En parallèle, l’or continue de reculer (environ -4%) et l’argent perd près de 8% ce lundi, prolongeant une correction spectaculaire engagée en fin de semaine dernière. Depuis jeudi, les deux métaux ont respectivement perdu plus de 15 et 30%, effaçant une partie de la hausse accumulée ces dernières semaines. Ces actifs avaient massivement attiré les investisseurs comme protection contre les tensions géopolitiques, la faiblesse du dollar et la perspective de baisses de taux aux États-Unis.
Le changement de ton observé récemment à Washington explique en partie ce retournement. Le choix de Kevin Warsh pour prendre la tête de la Banque centrale américaine, jugé plus prévisible que d’autres candidats, a été le déclic d’une avalanche de prises de bénéfices, accentuées par les algorithmes de trading. Mais sur le moyen et le long terme, les grandes banques et principaux bureaux d’études continuent de viser de nouveaux records historiques sur les deux métaux précieux. Affaire à suivre !

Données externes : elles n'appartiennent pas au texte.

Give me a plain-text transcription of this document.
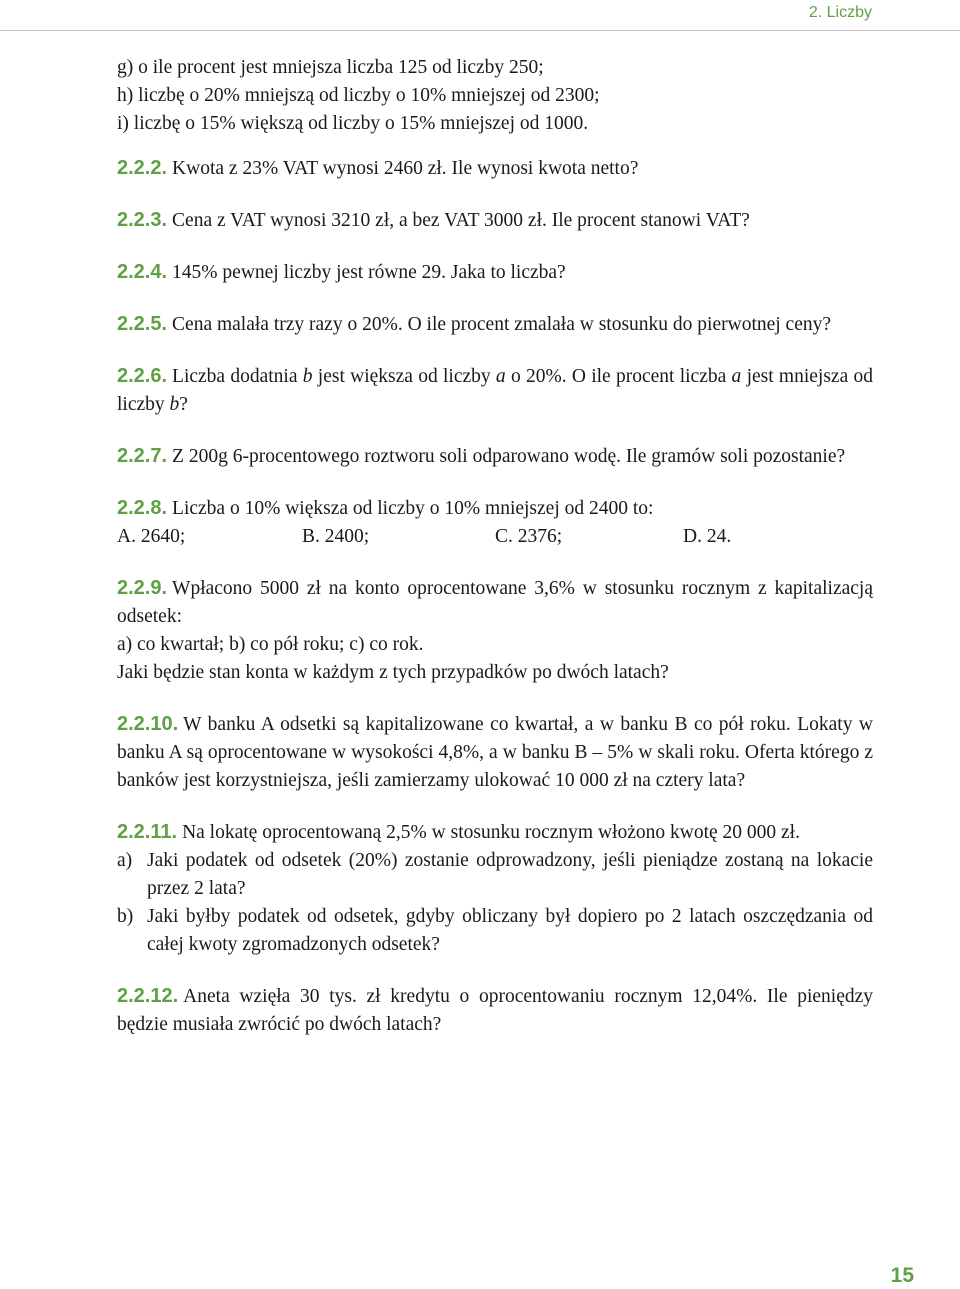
2. Liczby
g) o ile procent jest mniejsza liczba 125 od liczby 250;
h) liczbę o 20% mniejszą od liczby o 10% mniejszej od 2300;
i) liczbę o 15% większą od liczby o 15% mniejszej od 1000.
2.2.2. Kwota z 23% VAT wynosi 2460 zł. Ile wynosi kwota netto?
2.2.3. Cena z VAT wynosi 3210 zł, a bez VAT 3000 zł. Ile procent stanowi VAT?
2.2.4. 145% pewnej liczby jest równe 29. Jaka to liczba?
2.2.5. Cena malała trzy razy o 20%. O ile procent zmalała w stosunku do pierwotnej ceny?
2.2.6. Liczba dodatnia b jest większa od liczby a o 20%. O ile procent liczba a jest mniejsza od liczby b?
2.2.7. Z 200g 6-procentowego roztworu soli odparowano wodę. Ile gramów soli pozostanie?
2.2.8. Liczba o 10% większa od liczby o 10% mniejszej od 2400 to:
A. 2640;	B. 2400;	C. 2376;	D. 24.
2.2.9. Wpłacono 5000 zł na konto oprocentowane 3,6% w stosunku rocznym z kapitalizacją odsetek:
a) co kwartał; b) co pół roku; c) co rok.
Jaki będzie stan konta w każdym z tych przypadków po dwóch latach?
2.2.10. W banku A odsetki są kapitalizowane co kwartał, a w banku B co pół roku. Lokaty w banku A są oprocentowane w wysokości 4,8%, a w banku B – 5% w skali roku. Oferta którego z banków jest korzystniejsza, jeśli zamierzamy ulokować 10 000 zł na cztery lata?
2.2.11. Na lokatę oprocentowaną 2,5% w stosunku rocznym włożono kwotę 20 000 zł.
a) Jaki podatek od odsetek (20%) zostanie odprowadzony, jeśli pieniądze zostaną na lokacie przez 2 lata?
b) Jaki byłby podatek od odsetek, gdyby obliczany był dopiero po 2 latach oszczędzania od całej kwoty zgromadzonych odsetek?
2.2.12. Aneta wzięła 30 tys. zł kredytu o oprocentowaniu rocznym 12,04%. Ile pieniędzy będzie musiała zwrócić po dwóch latach?
15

Enfin, ce soir, nous vous présentons notre dossier spécial dédié à la cybersécurité ! Bonne lecture.
Les valeurs : Danone, Nestlé, Eramet, et Séché Environnement
Danone et Nestlé
Les actions de Danone (+4,74%) et de Nestlé (+2,97%) progressent fortement en Bourse après l’annonce de nouveaux seuils de sécurité européens concernant la céréulide, une toxine parfois détectée dans certains laits infantiles. Ces dernières semaines, les deux groupes avaient été pénalisés par des rappels de produits liés à des soupçons de contamination, ce qui avait inquiété les investisseurs. La céréulide est une toxine produite par une bactérie. Elle peut provoquer des nausées et des vomissements, mais ses effets sont généralement de courte durée et elle ne se développe que lorsque les bactéries sont présentes en grande quantité. Les autorités sanitaires ont donc cherché à définir un seuil plus clair pour garantir la sécurité des nourrissons.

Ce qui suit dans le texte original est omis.